Autonomie énergétique pour le Tyrol
Ernst Fleischhacker a ensuite montré comment la région du Tyrol avait prévu, d’ici à 2050, d’arriver à l’autonomie énergétique. Il a avoué que cela ne se ferait pas du jour au lendemain, vu qu’il s’agit de travailler aussi sur les mentalités. D’ici à 2050, le Tyrol prévoit ainsi d’augmenter la production de ressources propres à la région de 30% (solaire, éolien,…) et de diminuer la dépendance (-50%) vis-à-vis des biens importés, notamment les énergies fossiles. « Selon les expériences actuelles, les structures existantes ne sont pas en mesure de faire face aux dynamiques induites par ces nouveaux processus », selon le prof. Fleischhacker, qui garde toutefois bon espoir, étant donné que les objectifs ont été volontairement placés à long terme. Il a présenté ensuite deux projets concrets qui vont dans le sens de l’autonomie énergétique.

 
Un autre projet concret a été présenté par Ewald Perwög, du management de MPreis, le leader de l’industrie boulangère d’Autriche. Au cœur du projet, l’installation d’électrolyse eau-hydrogène. L’hydrogène joue alors le rôle d’agent énergétique. L’accumulation d’hydrogène est utilisée pour la production de petits pains sans rejet de CO2. Dans un futur proche, les 50 poids lourds qui livrent plus de 260 commerces MPreis seront dotés de piles à combustible fabriquées à partir de l’énergie hydrogène. 
 

La Suisse doit retrouver son statut de précurseur
La matinée s’est poursuivie par une intéressante table ronde avec comme fil rouge l’application de la stratégie énergétique 2050 de la Confédération. Modérée par Jean-Albert Ferrez (l’Energie Sion et Région), elle a rassemblé plusieurs personnalités de l’énergie en Suisse, dont Christian Schaffner, directeur de l’Energy Science Center.

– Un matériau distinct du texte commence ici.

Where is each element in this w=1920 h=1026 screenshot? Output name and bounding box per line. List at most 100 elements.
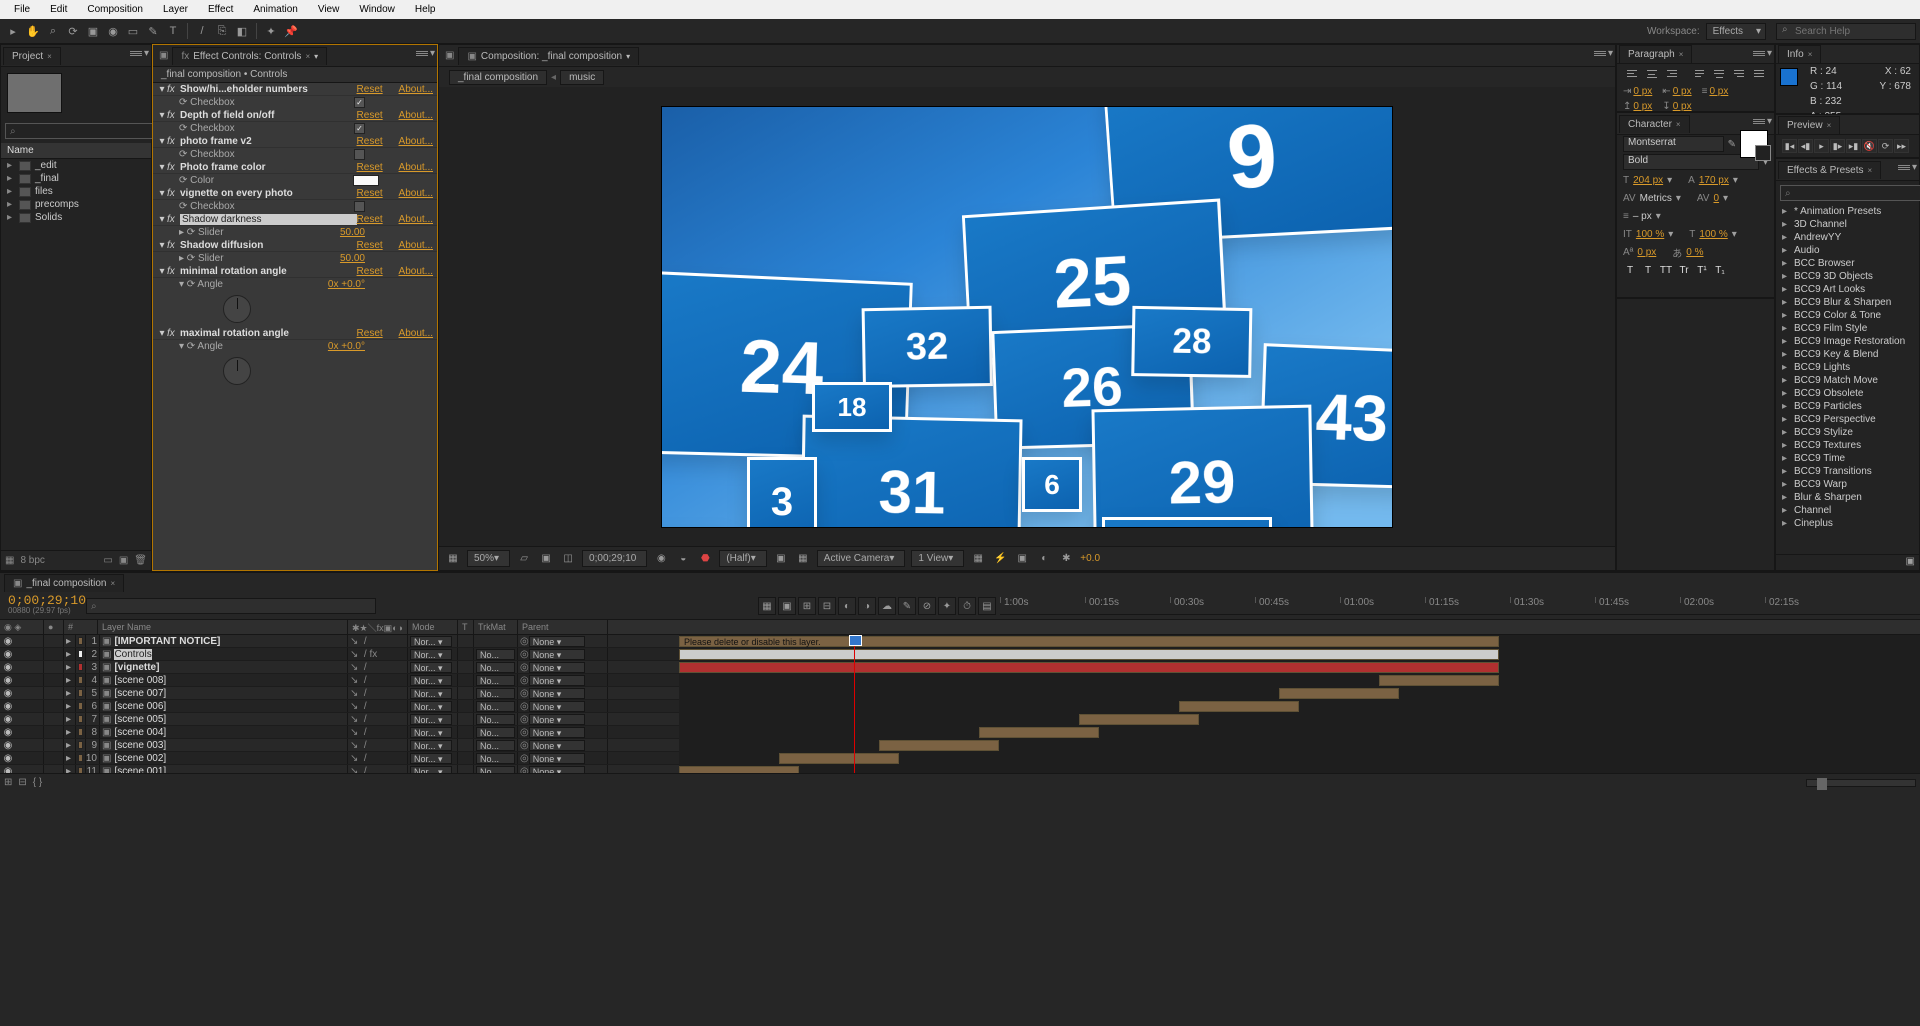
layer-row[interactable]: ◉ ▸ 6 ▣[scene 006] ↘ / Nor... ▾ No... ▾ …: [0, 700, 679, 713]
pickwhip-icon[interactable]: ◎: [520, 753, 529, 764]
effect-preset-folder[interactable]: ▸BCC9 Transitions: [1776, 465, 1919, 478]
effect-param[interactable]: ▸ ⟳ Slider50.00: [153, 226, 437, 239]
eraser-tool-icon[interactable]: ◧: [233, 22, 251, 40]
align-right-icon[interactable]: [1663, 66, 1681, 82]
pickwhip-icon[interactable]: ◎: [520, 714, 529, 725]
space-after[interactable]: 0 px: [1673, 101, 1692, 112]
clone-tool-icon[interactable]: ⎘: [213, 22, 231, 40]
angle-dial[interactable]: [223, 295, 251, 323]
indent-left[interactable]: 0 px: [1633, 86, 1652, 97]
parent-select[interactable]: None ▾: [529, 714, 585, 725]
effect-param[interactable]: ⟳ Checkbox✓: [153, 96, 437, 109]
mute-icon[interactable]: 🔇: [1862, 139, 1877, 153]
exposure-value[interactable]: +0.0: [1080, 553, 1100, 564]
text-style-button[interactable]: TT: [1659, 265, 1673, 276]
justify-center-icon[interactable]: [1710, 66, 1728, 82]
timeline-tab[interactable]: ▣ _final composition ×: [4, 574, 124, 592]
effects-presets-tab[interactable]: Effects & Presets×: [1778, 161, 1881, 179]
reset-link[interactable]: Reset: [357, 214, 399, 225]
trkmat-select[interactable]: No... ▾: [476, 714, 515, 725]
comp-subtab[interactable]: _final composition: [449, 70, 547, 85]
trash-icon[interactable]: 🗑: [134, 555, 147, 566]
timeline-tracks[interactable]: Please delete or disable this layer.: [679, 635, 1920, 773]
tl-icon[interactable]: ⊘: [918, 597, 936, 615]
tl-icon[interactable]: ⊟: [818, 597, 836, 615]
last-frame-icon[interactable]: ▸▮: [1846, 139, 1861, 153]
grid-icon[interactable]: ▦: [445, 553, 461, 564]
effect-preset-folder[interactable]: ▸Channel: [1776, 504, 1919, 517]
paragraph-align-row[interactable]: [1617, 64, 1774, 84]
visibility-icon[interactable]: ◉: [2, 636, 14, 647]
reset-link[interactable]: Reset: [357, 266, 399, 277]
dpr-icon[interactable]: ▱: [516, 553, 532, 564]
preview-controls[interactable]: ▮◂ ◂▮ ▸ ▮▸ ▸▮ 🔇 ⟳ ▸▸: [1776, 135, 1919, 157]
roi-icon[interactable]: ▣: [773, 553, 789, 564]
layer-bar[interactable]: [1279, 688, 1399, 699]
visibility-icon[interactable]: ◉: [2, 753, 14, 764]
tl-icon[interactable]: ▣: [778, 597, 796, 615]
font-style-select[interactable]: Bold: [1623, 154, 1759, 170]
pickwhip-icon[interactable]: ◎: [520, 636, 529, 647]
stroke-width[interactable]: – px: [1633, 211, 1652, 222]
effect-preset-folder[interactable]: ▸BCC9 Particles: [1776, 400, 1919, 413]
layer-row[interactable]: ◉ ▸ 5 ▣[scene 007] ↘ / Nor... ▾ No... ▾ …: [0, 687, 679, 700]
menu-window[interactable]: Window: [351, 2, 403, 17]
composition-tab[interactable]: ▣Composition: _final composition▾: [458, 47, 639, 65]
effect-preset-folder[interactable]: ▸BCC9 Time: [1776, 452, 1919, 465]
effect-row[interactable]: ▾fxminimal rotation angleResetAbout...: [153, 265, 437, 278]
effect-param[interactable]: ▾ ⟳ Angle0x +0.0°: [153, 278, 437, 291]
pan-behind-tool-icon[interactable]: ◉: [104, 22, 122, 40]
show-snap-icon[interactable]: ◒: [675, 553, 691, 564]
effect-preset-folder[interactable]: ▸BCC9 Blur & Sharpen: [1776, 296, 1919, 309]
vscale[interactable]: 100 %: [1636, 229, 1664, 240]
tl-icon[interactable]: ☁: [878, 597, 896, 615]
effect-row[interactable]: ▾fxShow/hi...eholder numbersResetAbout..…: [153, 83, 437, 96]
tl-icon[interactable]: ✦: [938, 597, 956, 615]
visibility-icon[interactable]: ◉: [2, 662, 14, 673]
leading[interactable]: 170 px: [1699, 175, 1729, 186]
comp-mini-icon[interactable]: ▣: [445, 50, 454, 61]
parent-select[interactable]: None ▾: [529, 753, 585, 764]
layer-row[interactable]: ◉ ▸ 2 ▣Controls ↘ / fx Nor... ▾ No... ▾ …: [0, 648, 679, 661]
parent-select[interactable]: None ▾: [529, 675, 585, 686]
pickwhip-icon[interactable]: ◎: [520, 675, 529, 686]
panel-menu-icon[interactable]: ▾: [1898, 162, 1917, 173]
effect-preset-folder[interactable]: ▸BCC9 Match Move: [1776, 374, 1919, 387]
layer-bar[interactable]: [679, 662, 1499, 673]
effect-controls-tab[interactable]: fxEffect Controls: Controls×▾: [172, 47, 327, 65]
pickwhip-icon[interactable]: ◎: [520, 740, 529, 751]
about-link[interactable]: About...: [399, 110, 433, 121]
roto-tool-icon[interactable]: ✦: [262, 22, 280, 40]
trkmat-select[interactable]: No... ▾: [476, 675, 515, 686]
pickwhip-icon[interactable]: ◎: [520, 766, 529, 774]
layer-row[interactable]: ◉ ▸ 8 ▣[scene 004] ↘ / Nor... ▾ No... ▾ …: [0, 726, 679, 739]
parent-select[interactable]: None ▾: [529, 636, 585, 647]
layer-list[interactable]: ◉ ▸ 1 ▣[IMPORTANT NOTICE] ↘ / Nor... ▾ ◎…: [0, 635, 679, 773]
effect-param[interactable]: ⟳ Color: [153, 174, 437, 187]
layer-bar[interactable]: [679, 649, 1499, 660]
pixel-icon[interactable]: ▦: [970, 553, 986, 564]
blend-mode-select[interactable]: Nor... ▾: [410, 766, 452, 774]
effect-row[interactable]: ▾fxPhoto frame colorResetAbout...: [153, 161, 437, 174]
effect-row[interactable]: ▾fxmaximal rotation angleResetAbout...: [153, 327, 437, 340]
angle-dial[interactable]: [223, 357, 251, 385]
effect-row[interactable]: ▾fxDepth of field on/offResetAbout...: [153, 109, 437, 122]
menu-file[interactable]: File: [6, 2, 38, 17]
project-tab[interactable]: Project×: [3, 47, 61, 65]
tsume[interactable]: 0 %: [1686, 247, 1703, 258]
menu-composition[interactable]: Composition: [79, 2, 151, 17]
reset-link[interactable]: Reset: [357, 110, 399, 121]
effect-param[interactable]: ⟳ Checkbox: [153, 148, 437, 161]
interpret-icon[interactable]: ▦: [5, 555, 14, 566]
timeline-column-headers[interactable]: ◉ ◈ ● # Layer Name ✱★＼fx▣◐◑ Mode T TrkMa…: [0, 619, 1920, 635]
project-col-name[interactable]: Name: [1, 143, 151, 159]
space-before[interactable]: 0 px: [1633, 101, 1652, 112]
about-link[interactable]: About...: [399, 188, 433, 199]
blend-mode-select[interactable]: Nor... ▾: [410, 662, 452, 673]
visibility-icon[interactable]: ◉: [2, 649, 14, 660]
effect-preset-folder[interactable]: ▸BCC9 Textures: [1776, 439, 1919, 452]
about-link[interactable]: About...: [399, 240, 433, 251]
layer-row[interactable]: ◉ ▸ 1 ▣[IMPORTANT NOTICE] ↘ / Nor... ▾ ◎…: [0, 635, 679, 648]
loop-icon[interactable]: ⟳: [1878, 139, 1893, 153]
visibility-icon[interactable]: ◉: [2, 688, 14, 699]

Pour ce dernier, « la Suisse était précurseur dans le domaine de l’énergie, avec l’hydroélectricité. Elle doit maintenant retrouver ce statut perdu. Elle a tout pour bien faire : une très bonne infrastructure, de la main-d’œuvre qualifiée, des instituts de recherche et des moyens financiers. Sur cette base, on pourrait avancer plus vite ».

Pour avancer, tous les orateurs de la table ronde sont tombés d’accord sur le fait que les données (collecte et analyse) étaient cruciales pour avancer au mieux. Un avis partagé tant au niveau de la gestion du réseau (Maurice Dierick de Swissgrid) que de la politique (Yannick Buttet, conseiller national). Stéphane Maret, responsable réseau chez SIG, a pour sa part rappelé qu’une rupture s’annonçait, avec un changement fondamental dans la production. « Le challenge est de répondre à ces évolutions, avec une stabilité des réseaux. Il ne faut pas de concurrence entre les niveaux de réseaux. L’essentiel est de garantir la disponibilité de l’énergie ».

La blockchain en questions
La blockchain et son implication pour le domaine de l’énergie furent au cœur des débats de l’après-midi. Scott Kessler, de la start-up américaine LO3 Energy, a d’abord défini ce qu’est la blockchain : une manière d’effectuer des transactions de manière décentralisée, de pair à pair, sans passer par un tiers. Une telle transaction nécessite un système de cryptographie qui résout les calculs compliqués (les « nœuds » de la chaîne) et permet ainsi le consensus entre plusieurs acteurs de la blockchain.

La start-up LO3 Energy est à l’interface entre la communauté, les services publics et les technologies. Elle recherche des solutions pour décentraliser la production et la vente d’électricité. A ce titre, elle a développé une plateforme pour le réseau – la Transactive Grid – qui utilise de la blockchain. Les différents producteurs de la communauté peuvent mettre sur le réseau leur surplus d’énergie et toutes les transactions sont anonymisées !

La prochaine édition de la journée nationale Smart Energy aura lieu le vendredi 31 août 2018, toujours à Sion.